The Impact of Paying Delinquent Debt on Your Credit Scores

Now that the item has been updated, your credit scores should improve, right?  In the past the answer would have been, “It’s not that simple.” At one time all commercially available versions of both the FICO and VantageScore credit scores cared much less about the balances on your delinquent accounts and much more about the fact that the account went delinquent in the first place. The incident is what mattered—not so much the balance of the incident. This is still true for older versions of their credit scores.

However, in the newest versions of the FICO and VantageScore credit scores paying or settling your delinquent debts, specifically those that were in collections, can result in a higher credit score. This underscores the importance of actually working with debt collectors to exhaust your balances rather than avoiding or ignoring them, which is a strategy that some experts actually will suggest.

Settling and Paying Means the Same Thing, Sort Of

In FICO and VantageScore’s newest models, collections that have a zero balance are ignored. That’s a considerable departure from how they considered zero dollar collections in the past. So your goal now is clearly to get your collections to show a zero balance on your credit reports. How you get your collection to a zero balance is your choice, but settling them is going to save you a ton of money and yield the same credit score result.

Both paying a collection in full and settling a collection are going to result in the same balance, zero dollars. Settling the debt, however, is going to save you hundreds or thousands of dollars. In fact, collectors are very open to the idea of agreeing on settlements with some of them even offering seasonal “specials” on settlement discounts to coincide, for example, with tax refund season.

So How Will My Score Change?

If you are able to pay or settle a delinquent collection, and you apply with a lender that’s using a newer credit scoring system, there’s a possibility that your scores are going to be higher than if the collection still had a balance. Keep in mind, however, that your score may not change at all, especially if you’ve got other negative information on your credit report. The extent to which your scores will improve may be as little as a few points, or as much as several dozen points. You can check your free credit score right here at Credit Sesame. It’s the VantageScore 3.0 model, which is one of the scoring systems that ignores zero dollar collections.

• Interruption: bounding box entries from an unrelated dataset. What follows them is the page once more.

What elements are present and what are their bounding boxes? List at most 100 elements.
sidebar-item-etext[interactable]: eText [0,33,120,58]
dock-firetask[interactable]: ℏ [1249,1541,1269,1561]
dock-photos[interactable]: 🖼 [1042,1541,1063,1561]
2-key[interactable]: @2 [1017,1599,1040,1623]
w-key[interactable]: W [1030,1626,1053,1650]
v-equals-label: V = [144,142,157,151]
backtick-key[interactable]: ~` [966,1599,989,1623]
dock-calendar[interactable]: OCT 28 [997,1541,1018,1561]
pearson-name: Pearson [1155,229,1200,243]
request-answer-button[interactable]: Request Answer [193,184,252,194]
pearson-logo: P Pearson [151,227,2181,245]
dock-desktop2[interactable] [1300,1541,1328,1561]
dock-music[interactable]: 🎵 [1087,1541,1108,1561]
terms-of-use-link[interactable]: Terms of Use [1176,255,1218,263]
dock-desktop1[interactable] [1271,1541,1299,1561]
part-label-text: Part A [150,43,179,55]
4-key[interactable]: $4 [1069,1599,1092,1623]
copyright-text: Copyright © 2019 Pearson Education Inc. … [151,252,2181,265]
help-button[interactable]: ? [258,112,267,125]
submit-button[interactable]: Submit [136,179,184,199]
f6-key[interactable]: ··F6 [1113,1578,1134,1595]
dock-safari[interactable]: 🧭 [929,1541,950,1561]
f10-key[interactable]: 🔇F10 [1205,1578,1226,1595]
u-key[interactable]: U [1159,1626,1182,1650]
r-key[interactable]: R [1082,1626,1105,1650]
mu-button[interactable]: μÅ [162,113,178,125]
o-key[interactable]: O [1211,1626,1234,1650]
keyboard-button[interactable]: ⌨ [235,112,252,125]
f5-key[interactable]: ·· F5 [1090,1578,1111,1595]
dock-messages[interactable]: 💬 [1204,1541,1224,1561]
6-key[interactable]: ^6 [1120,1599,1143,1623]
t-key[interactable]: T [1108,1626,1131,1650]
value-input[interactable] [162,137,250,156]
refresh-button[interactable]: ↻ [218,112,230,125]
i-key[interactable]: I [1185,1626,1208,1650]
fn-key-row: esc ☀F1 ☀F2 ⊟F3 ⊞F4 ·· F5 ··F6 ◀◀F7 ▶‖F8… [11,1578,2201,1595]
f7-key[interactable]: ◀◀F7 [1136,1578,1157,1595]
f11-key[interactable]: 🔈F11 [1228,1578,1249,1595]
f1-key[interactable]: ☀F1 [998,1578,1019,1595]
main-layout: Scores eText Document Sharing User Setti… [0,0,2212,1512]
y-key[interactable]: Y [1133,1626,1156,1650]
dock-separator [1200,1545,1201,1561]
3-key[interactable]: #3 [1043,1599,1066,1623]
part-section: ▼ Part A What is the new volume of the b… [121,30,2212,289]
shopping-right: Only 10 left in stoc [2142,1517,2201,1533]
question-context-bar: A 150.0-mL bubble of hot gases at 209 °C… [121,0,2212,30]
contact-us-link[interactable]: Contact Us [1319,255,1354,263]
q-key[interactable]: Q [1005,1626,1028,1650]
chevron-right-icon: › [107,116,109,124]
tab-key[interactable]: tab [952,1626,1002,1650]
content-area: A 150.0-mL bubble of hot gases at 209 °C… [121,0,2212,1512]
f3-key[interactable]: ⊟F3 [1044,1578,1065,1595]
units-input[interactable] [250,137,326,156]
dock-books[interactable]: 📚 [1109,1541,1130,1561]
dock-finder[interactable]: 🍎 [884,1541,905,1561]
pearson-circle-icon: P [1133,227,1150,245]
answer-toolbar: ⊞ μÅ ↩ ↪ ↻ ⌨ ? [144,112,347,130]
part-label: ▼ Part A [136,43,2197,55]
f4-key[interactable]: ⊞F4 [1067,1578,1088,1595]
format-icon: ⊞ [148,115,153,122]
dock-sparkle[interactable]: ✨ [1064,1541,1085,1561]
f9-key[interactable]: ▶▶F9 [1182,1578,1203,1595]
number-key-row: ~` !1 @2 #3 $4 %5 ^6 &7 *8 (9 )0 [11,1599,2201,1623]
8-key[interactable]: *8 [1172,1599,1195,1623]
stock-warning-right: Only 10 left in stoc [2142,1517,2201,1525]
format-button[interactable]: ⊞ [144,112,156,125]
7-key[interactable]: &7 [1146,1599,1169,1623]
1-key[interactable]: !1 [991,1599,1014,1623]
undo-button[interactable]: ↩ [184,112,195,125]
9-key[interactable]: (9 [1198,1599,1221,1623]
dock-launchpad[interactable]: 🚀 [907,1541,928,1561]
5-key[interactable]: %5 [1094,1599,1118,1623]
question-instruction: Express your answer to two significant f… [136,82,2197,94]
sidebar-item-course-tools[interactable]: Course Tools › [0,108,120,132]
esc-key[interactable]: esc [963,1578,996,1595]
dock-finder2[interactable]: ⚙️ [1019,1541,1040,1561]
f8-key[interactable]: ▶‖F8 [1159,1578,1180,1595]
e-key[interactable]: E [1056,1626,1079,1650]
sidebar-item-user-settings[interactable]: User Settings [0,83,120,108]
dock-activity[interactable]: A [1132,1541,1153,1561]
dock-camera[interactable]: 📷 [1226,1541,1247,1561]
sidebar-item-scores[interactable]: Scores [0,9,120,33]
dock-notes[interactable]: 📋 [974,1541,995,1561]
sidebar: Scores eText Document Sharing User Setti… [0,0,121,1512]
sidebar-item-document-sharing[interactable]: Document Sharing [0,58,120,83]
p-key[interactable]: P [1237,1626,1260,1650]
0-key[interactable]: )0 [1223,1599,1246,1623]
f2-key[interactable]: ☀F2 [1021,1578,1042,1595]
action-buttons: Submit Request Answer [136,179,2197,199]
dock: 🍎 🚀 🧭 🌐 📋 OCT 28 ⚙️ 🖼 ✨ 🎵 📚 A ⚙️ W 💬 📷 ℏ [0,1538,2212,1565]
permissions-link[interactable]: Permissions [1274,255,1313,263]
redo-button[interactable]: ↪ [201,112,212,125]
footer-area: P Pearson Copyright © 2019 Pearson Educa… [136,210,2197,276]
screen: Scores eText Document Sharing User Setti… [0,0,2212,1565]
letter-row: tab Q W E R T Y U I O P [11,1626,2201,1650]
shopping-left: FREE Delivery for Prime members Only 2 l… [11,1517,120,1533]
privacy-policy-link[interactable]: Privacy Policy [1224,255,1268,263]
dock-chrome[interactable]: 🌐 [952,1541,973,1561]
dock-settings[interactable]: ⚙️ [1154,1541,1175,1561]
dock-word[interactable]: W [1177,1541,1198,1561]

What About Other Delinquent Debts?

Obviously collections don’t represent the entire universe of possible delinquent debts. You can be delinquent on your mortgage, your credit cards, your student loans and your car loans without any of them being in collections. Paying those to a zero balance is not going to cause FICO and VantageScore to ignore them so the likelihood that your scores will improve is much less. You may earn a few points because scoring systems do consider balances on delinquent accounts, but it’s not as influential to your scores as the fact that you are delinquent.